Oxfam has released a hard-hitting report calling for Dole New Zealand to remove the "Ethical Choice" labels from its fruit until it can drastically improve its treatment of workers and the environment.
The Green Party supports the cause, calling for the company to "come clean" before consumers vote with their shopping trolleys.
But Dole spokesman Steve Barton hit back, saying the report, still being scrutinised by management, was riddled with mistakes, and said more about Oxfam's "questionable dealings" than it did about Dole.
"This is a commercial move by Oxfam, where they've opted to get behind our competition, the Fair Trade brand, and they're trying to destroy the Dole brand in the process," Mr Barton told NZ Newswire.
The Oxfam report details unethical treatment of workers on Dole's Philippine banana plantations, claiming children aged 15 and younger are working up to 12-hour days in the fields.
Workers have been harassed for joining a union while others have been aerial sprayed with pesticide while still at work.

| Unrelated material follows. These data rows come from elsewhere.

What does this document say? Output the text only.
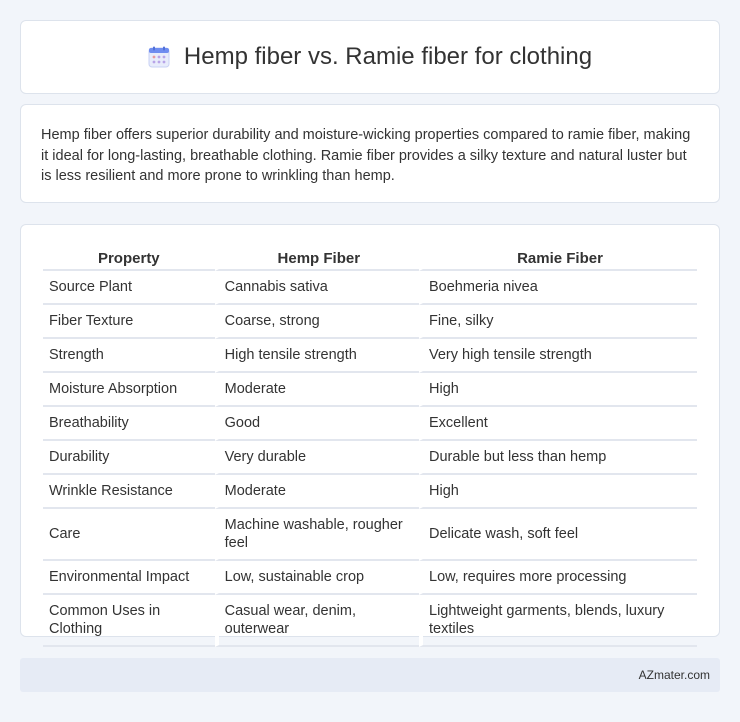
Hemp fiber vs. Ramie fiber for clothing

Hemp fiber offers superior durability and moisture-wicking properties compared to ramie fiber, making it ideal for long-lasting, breathable clothing. Ramie fiber provides a silky texture and natural luster but is less resilient and more prone to wrinkling than hemp.

Property	Hemp Fiber	Ramie Fiber
Source Plant	Cannabis sativa	Boehmeria nivea
Fiber Texture	Coarse, strong	Fine, silky
Strength	High tensile strength	Very high tensile strength
Moisture Absorption	Moderate	High
Breathability	Good	Excellent
Durability	Very durable	Durable but less than hemp
Wrinkle Resistance	Moderate	High
Care	Machine washable, rougher feel	Delicate wash, soft feel
Environmental Impact	Low, sustainable crop	Low, requires more processing
Common Uses in Clothing	Casual wear, denim, outerwear	Lightweight garments, blends, luxury textiles
AZmater.com
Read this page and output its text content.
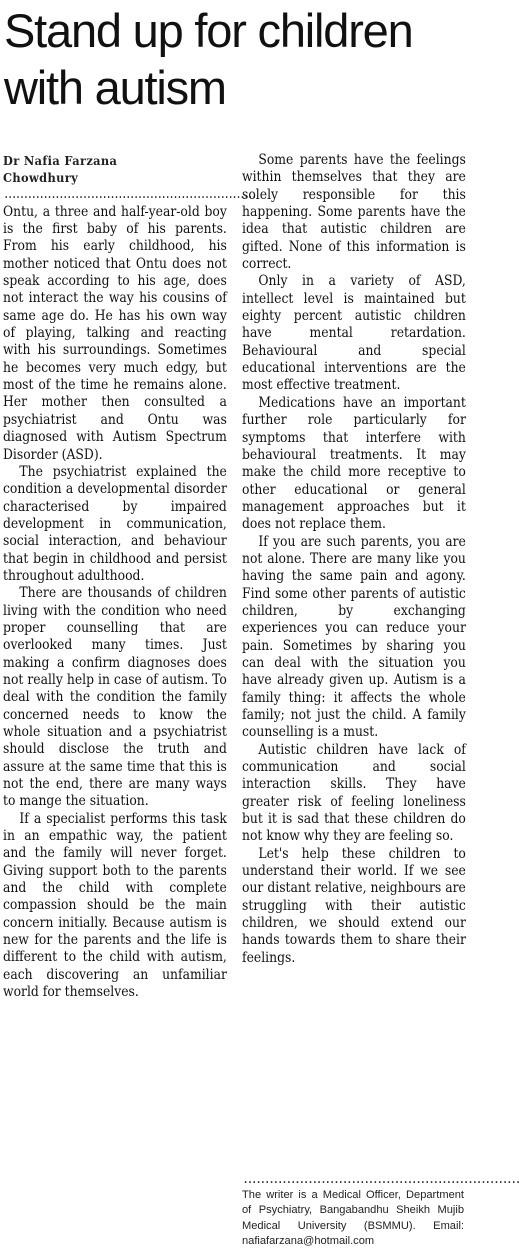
Stand up for children with autism
Dr Nafia Farzana
Chowdhury
................................................................

Ontu, a three and half-year-old boy is the first baby of his parents. From his early childhood, his mother noticed that Ontu does not speak according to his age, does not interact the way his cousins of same age do. He has his own way of playing, talking and reacting with his surroundings. Sometimes he becomes very much edgy, but most of the time he remains alone. Her mother then consulted a psychiatrist and Ontu was diagnosed with Autism Spectrum Disorder (ASD).

The psychiatrist explained the condition a developmental disorder characterised by impaired development in communication, social interaction, and behaviour that begin in childhood and persist throughout adulthood.

There are thousands of children living with the condition who need proper counselling that are overlooked many times. Just making a confirm diagnoses does not really help in case of autism. To deal with the condition the family concerned needs to know the whole situation and a psychiatrist should disclose the truth and assure at the same time that this is not the end, there are many ways to mange the situation.

If a specialist performs this task in an empathic way, the patient and the family will never forget. Giving support both to the parents and the child with complete compassion should be the main concern initially. Because autism is new for the parents and the life is different to the child with autism, each discovering an unfamiliar world for themselves.

Some parents have the feelings within themselves that they are solely responsible for this happening. Some parents have the idea that autistic children are gifted. None of this information is correct.

Only in a variety of ASD, intellect level is maintained but eighty percent autistic children have mental retardation. Behavioural and special educational interventions are the most effective treatment.

Medications have an important further role particularly for symptoms that interfere with behavioural treatments. It may make the child more receptive to other educational or general management approaches but it does not replace them.

If you are such parents, you are not alone. There are many like you having the same pain and agony. Find some other parents of autistic children, by exchanging experiences you can reduce your pain. Sometimes by sharing you can deal with the situation you have already given up. Autism is a family thing: it affects the whole family; not just the child. A family counselling is a must.

Autistic children have lack of communication and social interaction skills. They have greater risk of feeling loneliness but it is sad that these children do not know why they are feeling so.

Let's help these children to understand their world. If we see our distant relative, neighbours are struggling with their autistic children, we should extend our hands towards them to share their feelings.

................................................................
The writer is a Medical Officer, Department of Psychiatry, Bangabandhu Sheikh Mujib Medical University (BSMMU). Email: nafiafarzana@hotmail.com
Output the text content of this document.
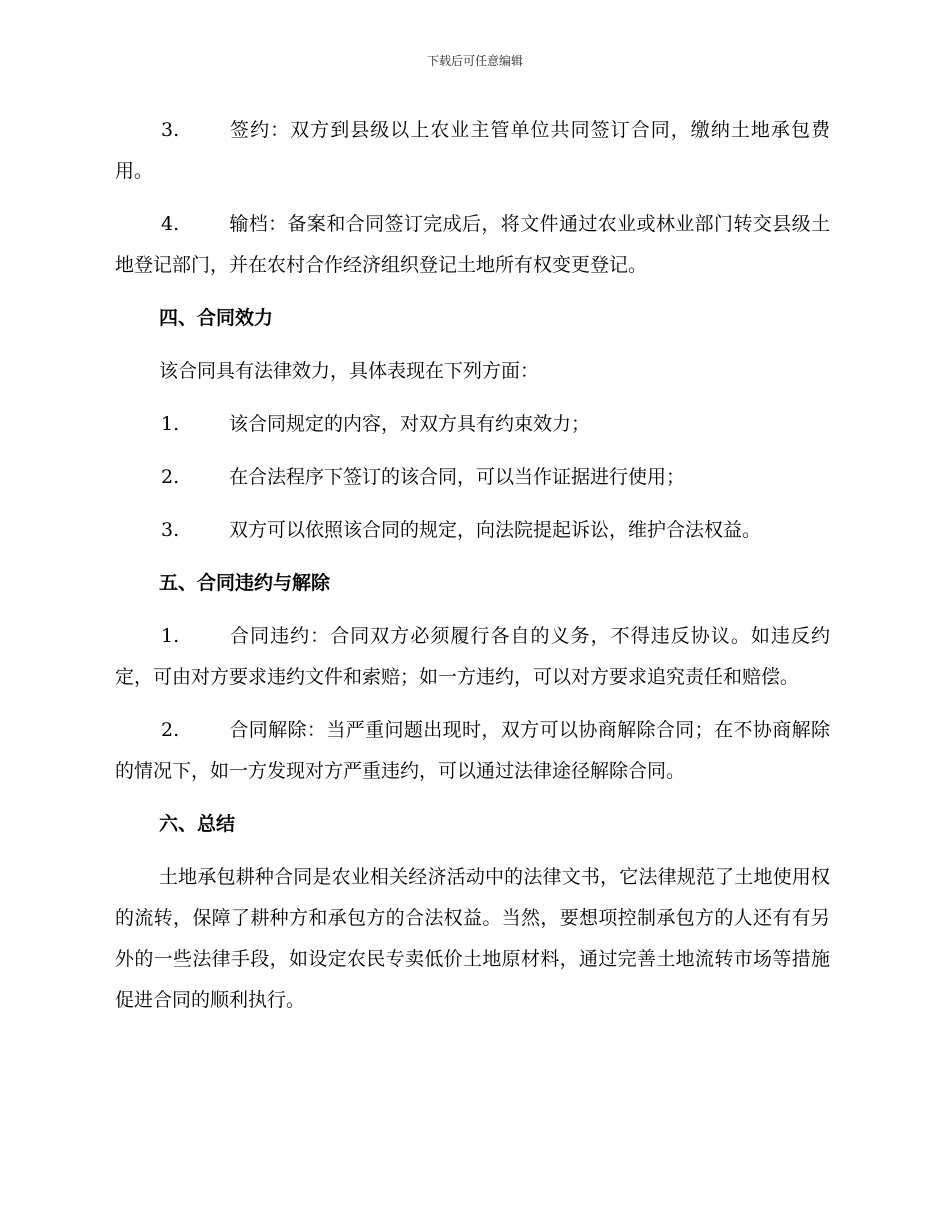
下载后可任意编辑

3.	签约：双方到县级以上农业主管单位共同签订合同，缴纳土地承包费用。

4.	输档：备案和合同签订完成后，将文件通过农业或林业部门转交县级土地登记部门，并在农村合作经济组织登记土地所有权变更登记。

四、合同效力

该合同具有法律效力，具体表现在下列方面：

1.	该合同规定的内容，对双方具有约束效力；

2.	在合法程序下签订的该合同，可以当作证据进行使用；

3.	双方可以依照该合同的规定，向法院提起诉讼，维护合法权益。

五、合同违约与解除

1.	合同违约：合同双方必须履行各自的义务，不得违反协议。如违反约定，可由对方要求违约文件和索赔；如一方违约，可以对方要求追究责任和赔偿。

2.	合同解除：当严重问题出现时，双方可以协商解除合同；在不协商解除的情况下，如一方发现对方严重违约，可以通过法律途径解除合同。

六、总结

土地承包耕种合同是农业相关经济活动中的法律文书，它法律规范了土地使用权的流转，保障了耕种方和承包方的合法权益。当然，要想项控制承包方的人还有有另外的一些法律手段，如设定农民专卖低价土地原材料，通过完善土地流转市场等措施促进合同的顺利执行。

Environmental degradation is also a significant problem.
Oxfam New Zealand executive director Barry Coates said the revelations were disturbing and required urgent action.
"New Zealand consumers deserve better than company green-washing," he said.
"It's time for Dole to stop making unsupported claims that they are selling ethically produced bananas."
He called for the self-created Ethical Choice label, which the Commerce Commission last year warned may breach the Fair Trading Act, to be removed.
But Mr Barton said there were no plans to change labelling.
"We're led by our customers and those we supply to, not by Oxfam, so no, we won't be taking any action at this stage."